The collectors of initiative signatures have a right to petition the government, they have a right to free speech, but that just makes them like everybody else. It does not make them a class of the anointed, separated by privilege. Exercising their right does not give them powers and protections beyond those of ordinary citizens. It does not give them the right to violate the rights of others. It does not make them a protected class.

The Bill of Rights grants every American the right to petition the government for a redress of grievances, while state law stipulates that harassment of anyone is illegal. Tim Eyman, Eddie Agazarm, Paul Jacob and Mark Baerwaldt know this, but they want to make the initiative business easier and cheaper.

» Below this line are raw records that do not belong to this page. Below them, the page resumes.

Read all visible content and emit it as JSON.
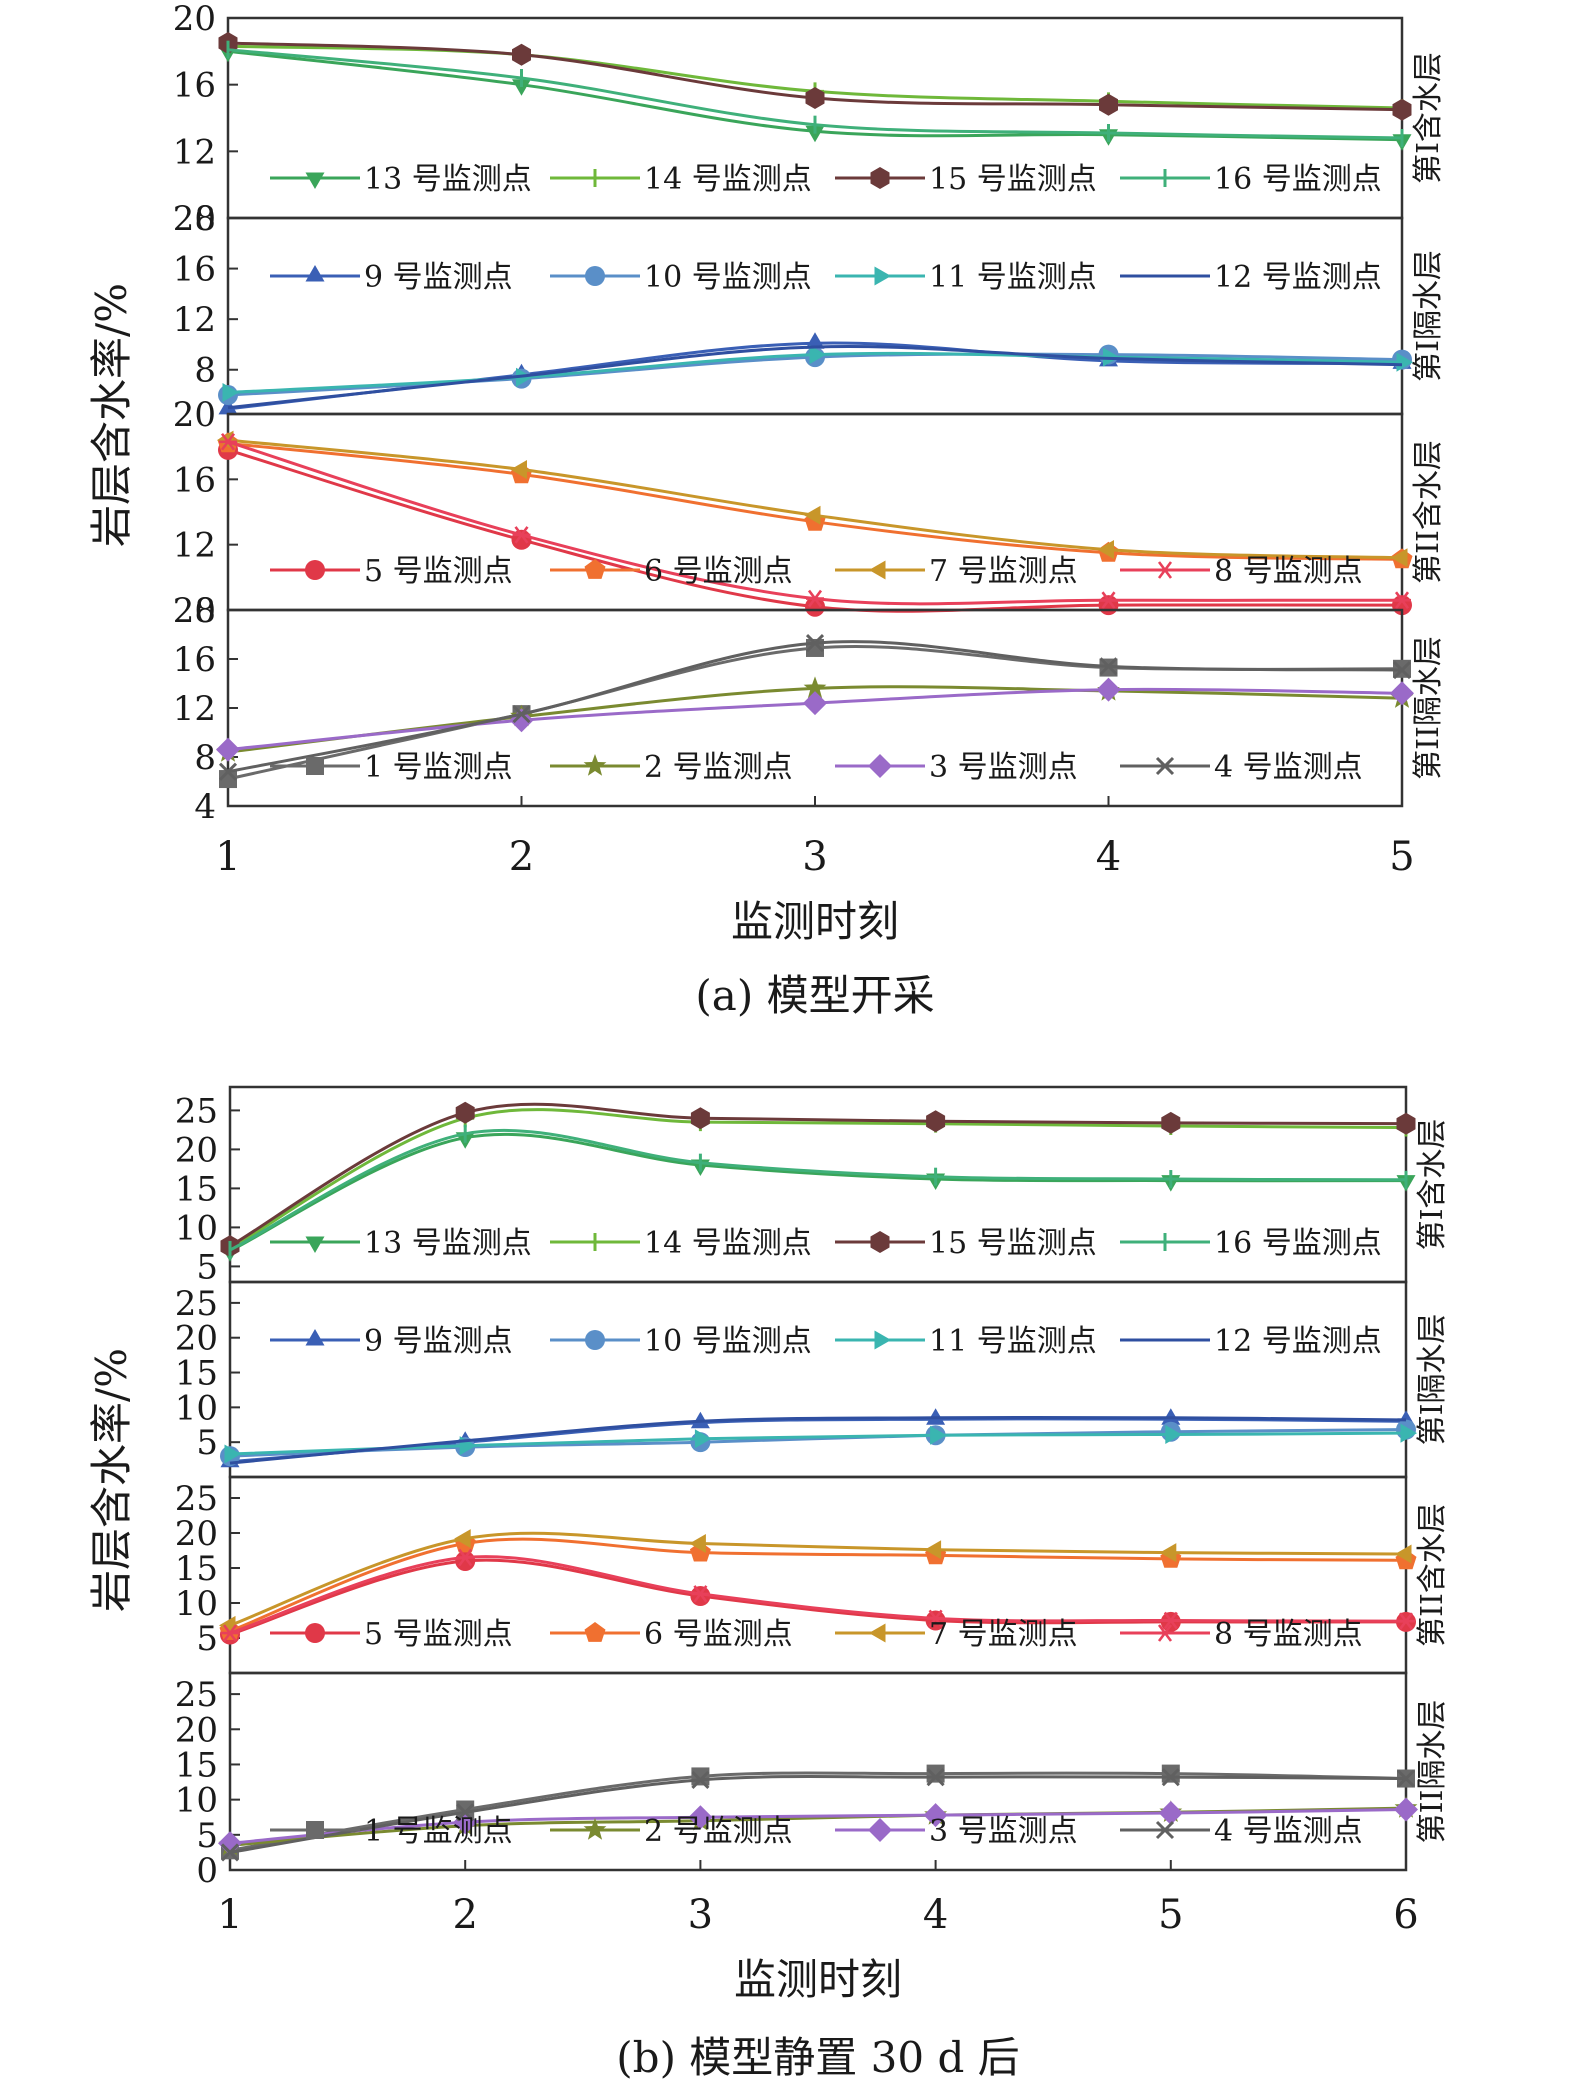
{
  "figure": {
    "ylabel": "岩层含水率/%",
    "xlabel": "监测时刻"
  },
  "chart_data": [
    {
      "type": "line",
      "caption": "(a) 模型开采",
      "xlabel": "监测时刻",
      "ylabel": "岩层含水率/%",
      "x": [
        1,
        2,
        3,
        4,
        5
      ],
      "xlim": [
        1,
        5
      ],
      "grid": false,
      "panels": [
        {
          "label": "第I含水层",
          "ylim": [
            8,
            20
          ],
          "yticks": [
            8,
            12,
            16,
            20
          ],
          "legend_position": "bottom",
          "series": [
            {
              "name": "13 号监测点",
              "color": "#3aa55a",
              "marker": "triangle-down",
              "values": [
                18.0,
                16.0,
                13.2,
                13.0,
                12.7
              ]
            },
            {
              "name": "14 号监测点",
              "color": "#6fb83a",
              "marker": "plus",
              "values": [
                18.3,
                17.8,
                15.6,
                15.0,
                14.6
              ]
            },
            {
              "name": "15 号监测点",
              "color": "#6b3a3a",
              "marker": "hexagon",
              "values": [
                18.5,
                17.8,
                15.2,
                14.8,
                14.5
              ]
            },
            {
              "name": "16 号监测点",
              "color": "#3fb07a",
              "marker": "vline",
              "values": [
                18.1,
                16.4,
                13.6,
                13.1,
                12.8
              ]
            }
          ]
        },
        {
          "label": "第I隔水层",
          "ylim": [
            4.5,
            20
          ],
          "yticks": [
            8,
            12,
            16,
            20
          ],
          "legend_position": "top",
          "series": [
            {
              "name": "9 号监测点",
              "color": "#3a5fb5",
              "marker": "triangle-up",
              "values": [
                4.9,
                7.6,
                10.1,
                8.7,
                8.5
              ]
            },
            {
              "name": "10 号监测点",
              "color": "#5a8fc8",
              "marker": "circle",
              "values": [
                6.0,
                7.3,
                9.0,
                9.2,
                8.8
              ]
            },
            {
              "name": "11 号监测点",
              "color": "#3ab5b0",
              "marker": "triangle-right",
              "values": [
                6.2,
                7.4,
                9.2,
                9.0,
                8.6
              ]
            },
            {
              "name": "12 号监测点",
              "color": "#2f4fa0",
              "marker": "none",
              "values": [
                5.0,
                7.5,
                9.8,
                8.9,
                8.4
              ]
            }
          ]
        },
        {
          "label": "第II含水层",
          "ylim": [
            8,
            20
          ],
          "yticks": [
            8,
            12,
            16,
            20
          ],
          "legend_position": "bottom",
          "series": [
            {
              "name": "5 号监测点",
              "color": "#e03848",
              "marker": "circle",
              "values": [
                17.8,
                12.3,
                8.2,
                8.3,
                8.3
              ]
            },
            {
              "name": "6 号监测点",
              "color": "#f07030",
              "marker": "pentagon",
              "values": [
                18.2,
                16.3,
                13.4,
                11.5,
                11.1
              ]
            },
            {
              "name": "7 号监测点",
              "color": "#c8962a",
              "marker": "triangle-left",
              "values": [
                18.4,
                16.6,
                13.8,
                11.7,
                11.2
              ]
            },
            {
              "name": "8 号监测点",
              "color": "#e8405a",
              "marker": "asterisk",
              "values": [
                18.3,
                12.6,
                8.7,
                8.6,
                8.6
              ]
            }
          ]
        },
        {
          "label": "第II隔水层",
          "ylim": [
            4,
            20
          ],
          "yticks": [
            4,
            8,
            12,
            16,
            20
          ],
          "legend_position": "bottom",
          "series": [
            {
              "name": "1 号监测点",
              "color": "#6a6a6a",
              "marker": "square",
              "values": [
                6.2,
                11.5,
                16.9,
                15.3,
                15.2
              ]
            },
            {
              "name": "2 号监测点",
              "color": "#7a8a30",
              "marker": "star",
              "values": [
                8.4,
                11.3,
                13.6,
                13.4,
                12.8
              ]
            },
            {
              "name": "3 号监测点",
              "color": "#9a6ac8",
              "marker": "diamond",
              "values": [
                8.6,
                11.0,
                12.4,
                13.5,
                13.2
              ]
            },
            {
              "name": "4 号监测点",
              "color": "#606060",
              "marker": "x",
              "values": [
                6.8,
                11.5,
                17.3,
                15.4,
                15.1
              ]
            }
          ]
        }
      ]
    },
    {
      "type": "line",
      "caption": "(b) 模型静置 30 d 后",
      "xlabel": "监测时刻",
      "ylabel": "岩层含水率/%",
      "x": [
        1,
        2,
        3,
        4,
        5,
        6
      ],
      "xlim": [
        1,
        6
      ],
      "grid": false,
      "panels": [
        {
          "label": "第I含水层",
          "ylim": [
            3,
            28
          ],
          "yticks": [
            5,
            10,
            15,
            20,
            25
          ],
          "legend_position": "bottom",
          "series": [
            {
              "name": "13 号监测点",
              "color": "#3aa55a",
              "marker": "triangle-down",
              "values": [
                7.0,
                21.5,
                18.0,
                16.2,
                16.0,
                16.0
              ]
            },
            {
              "name": "14 号监测点",
              "color": "#6fb83a",
              "marker": "plus",
              "values": [
                7.3,
                24.0,
                23.5,
                23.3,
                23.0,
                22.8
              ]
            },
            {
              "name": "15 号监测点",
              "color": "#6b3a3a",
              "marker": "hexagon",
              "values": [
                7.6,
                24.7,
                24.0,
                23.6,
                23.4,
                23.3
              ]
            },
            {
              "name": "16 号监测点",
              "color": "#3fb07a",
              "marker": "vline",
              "values": [
                7.1,
                22.0,
                18.3,
                16.5,
                16.2,
                16.1
              ]
            }
          ]
        },
        {
          "label": "第I隔水层",
          "ylim": [
            0,
            28
          ],
          "yticks": [
            5,
            10,
            15,
            20,
            25
          ],
          "legend_position": "top",
          "series": [
            {
              "name": "9 号监测点",
              "color": "#3a5fb5",
              "marker": "triangle-up",
              "values": [
                2.2,
                5.0,
                7.8,
                8.3,
                8.3,
                8.0
              ]
            },
            {
              "name": "10 号监测点",
              "color": "#5a8fc8",
              "marker": "circle",
              "values": [
                3.0,
                4.3,
                5.0,
                6.0,
                6.5,
                6.8
              ]
            },
            {
              "name": "11 号监测点",
              "color": "#3ab5b0",
              "marker": "triangle-right",
              "values": [
                3.3,
                4.5,
                5.5,
                6.0,
                6.1,
                6.3
              ]
            },
            {
              "name": "12 号监测点",
              "color": "#2f4fa0",
              "marker": "none",
              "values": [
                2.0,
                5.2,
                8.0,
                8.5,
                8.5,
                8.2
              ]
            }
          ]
        },
        {
          "label": "第II含水层",
          "ylim": [
            0,
            28
          ],
          "yticks": [
            5,
            10,
            15,
            20,
            25
          ],
          "legend_position": "bottom",
          "series": [
            {
              "name": "5 号监测点",
              "color": "#e03848",
              "marker": "circle",
              "values": [
                5.5,
                16.0,
                11.0,
                7.5,
                7.3,
                7.3
              ]
            },
            {
              "name": "6 号监测点",
              "color": "#f07030",
              "marker": "pentagon",
              "values": [
                6.0,
                18.5,
                17.2,
                16.8,
                16.3,
                16.1
              ]
            },
            {
              "name": "7 号监测点",
              "color": "#c8962a",
              "marker": "triangle-left",
              "values": [
                6.8,
                19.2,
                18.5,
                17.6,
                17.2,
                17.0
              ]
            },
            {
              "name": "8 号监测点",
              "color": "#e8405a",
              "marker": "asterisk",
              "values": [
                5.7,
                16.5,
                11.3,
                7.8,
                7.5,
                7.4
              ]
            }
          ]
        },
        {
          "label": "第II隔水层",
          "ylim": [
            0,
            28
          ],
          "yticks": [
            0,
            5,
            10,
            15,
            20,
            25
          ],
          "legend_position": "bottom",
          "series": [
            {
              "name": "1 号监测点",
              "color": "#6a6a6a",
              "marker": "square",
              "values": [
                2.8,
                8.6,
                13.3,
                13.7,
                13.7,
                13.0
              ]
            },
            {
              "name": "2 号监测点",
              "color": "#7a8a30",
              "marker": "star",
              "values": [
                3.5,
                6.3,
                7.0,
                7.8,
                8.2,
                8.8
              ]
            },
            {
              "name": "3 号监测点",
              "color": "#9a6ac8",
              "marker": "diamond",
              "values": [
                3.8,
                6.8,
                7.5,
                7.8,
                8.1,
                8.6
              ]
            },
            {
              "name": "4 号监测点",
              "color": "#606060",
              "marker": "x",
              "values": [
                2.5,
                8.2,
                12.8,
                13.2,
                13.2,
                13.0
              ]
            }
          ]
        }
      ]
    }
  ]
}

Every provision in I-517 was written to make pursuing initiatives at the state and local level (even invalid or unconstitutional initiatives) more lucrative and rewarding. I-517 purports to protect the rights of petitioners, but it’s really a¬†Help initiative profiteers make even more profits initiative.

Section 2 of I-517 was conceived to ensure that paid, out of state petitioners could set up shop right in front of store entrances and exits and intercept shoppers, but initiative opponents could not stand next to them with a “think before you ink” message. Decline to sign campaigns would be criminalized.

The mechanism? I-517 says that no one can maintain an “intimidating presence” within twenty-five feet of a petitioner. What constitutes an “intimidating presence?” The initiative doesn’t define these words, but presumably if a petitioner calls up the police and says, “I feel threatened”, that’s grounds for the initiative opponent to be arrested, or asked to leave. Law enforcement would be required under I-517 to “vigorously protect” petitioners, but not initiative opponents.

This doesn’t make sense, nor is it fair. The World says:

Imagine, pass I-517 and a store owner with distinct and protected property rights and a uniform set of rules could prohibit a charitable solicitor from setting up at his door, or a religious pamphleteer, or a political candidate seeking votes, but not a petition signature collector. The managers of a convention center, fairgrounds or stadium, can set rules for public conduct in their facilities, but signatures gatherers would be exempt, because Initiative 517 says they shall not be deterred. They have super rights.

We agree. We strongly urge a NO vote on I-517 this fall.